Cooking in the Cave: If I can chug milk, then you can get over your pickiness

After witnessing many fine examples of picky eating during the Ashland trip last week, I thought it would be a good time to share my opinion on this juvenile behavior.

But on Sunday morning I realized doing so would be hypocritical.

For years I have quietly prided myself on eating anything I’m served without having to tediously pick out the tomatoes or thumb my nose at shellfish.

And there was a lot of that on the Ashland trip.

Seriously, are you still going to sloppily pick off the mushrooms from your pizza when you’re an adult at a dinner party?

I mean, you might as well try to like certain foods instead of telling yourself, “I don’t like this food and I never will.”

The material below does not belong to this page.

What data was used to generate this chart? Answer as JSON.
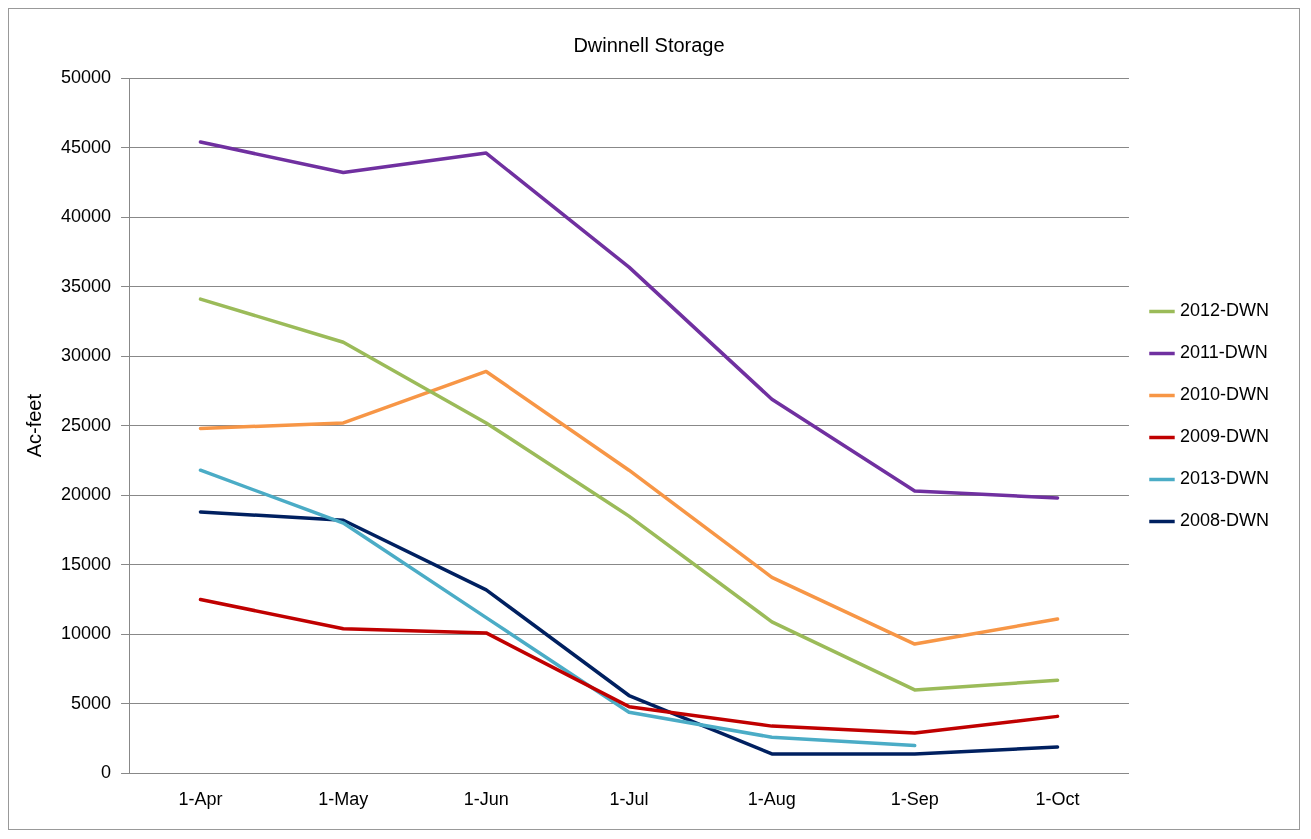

But until Sunday, I never truly realized how long I had gone against my own preachings.

That morning, while I was pondering my next cooking column, I went for some organic honey-nut 0’s. I opened the fridge, but, alas, there was no almond milk—only cow’s milk.

When I was young, plain cow’s milk “tore up my stomach,” as my mom would say, making me vomit. I could eat cheese and yogurt, but not plain milk. So I grew up on soy and almond milk.

Over the years, I became able to tolerate milk in my coffee and even chocolate milk. And I guess I could have tolerated plain milk at that point, but by then the taste was so foul to me.

I need coffee and chocolate flavor to mask plain milk.

So, for over 17 years, I have avoided plain cow’s milk, opting for the soy and almond analogues.

With the “picky eaters” cooking column topic in mind on Sunday morning, it dawned on me: Am I going to go my whole life avoiding something as commonplace as cow’s milk?

After all, I can’t preach about how everyone should try sushi when I can’t even drink milk!

On my trip to China in freshman year, I ate jellyfish, frog, and tripe. If I can handle those, I can definitely handle milk.

So that morning, I decided to put an end to my incomplete palate. Because, otherwise, I can’t say I’m not a picky eater.

So I came up with this game plan: I’m going to force myself to drink cow’s milk until I like it. No more almond milk in my cereal. No glass of soy milk with dinner. Just cow’s milk.

I opened the fridge and grabbed the two-percent (as opposed to the fat-free we also had), figuring the extra lipids would help me stomach it.

I poured it over my o’s and went in for the first spoonful. Immediately, I could smell the milk’s buttery gaminess wafting from the spoon.

I tasted nothing at first, but then that awful gaminess came through. It’s that same sharp earthiness in goat cheese but with a bovine spin.

I like goat cheese, but not so much in my milk.

My head tilted back and I stared at the ceiling. I inhaled sharply and my nails dug into my legs.

I focused on trying to appreciate the flavor, but my attempts were futile.

I’m assuming that cow’s milk-drinkers don’t notice that gamy flavor I speak of because they are so used to drinking milk.

I guess the same thing applies to soy milk. Cow’s milk-drinkers say soy milk tastes sour, but I taste nothing of that sort.

But then came the worst part.

I had eaten all of the cereal and was left with a small pool of milk.

I knew I had to face it. I considered plugging my nose while I drank, but that would be cheating.

I’m trying to actually like milk, not just tolerate it.

Throwing my head back, I drank it all in three gulps. I may have let out a four-letter word.

Once the taste left my mouth, I smiled to myself, knowing that I had conquered that bowl of cereal.

So do I like cow’s milk?

No, not at all. Not yet.

Just give me a few weeks, though, and I’m  sure by then I’ll be drinking cow’s milk like a true champ.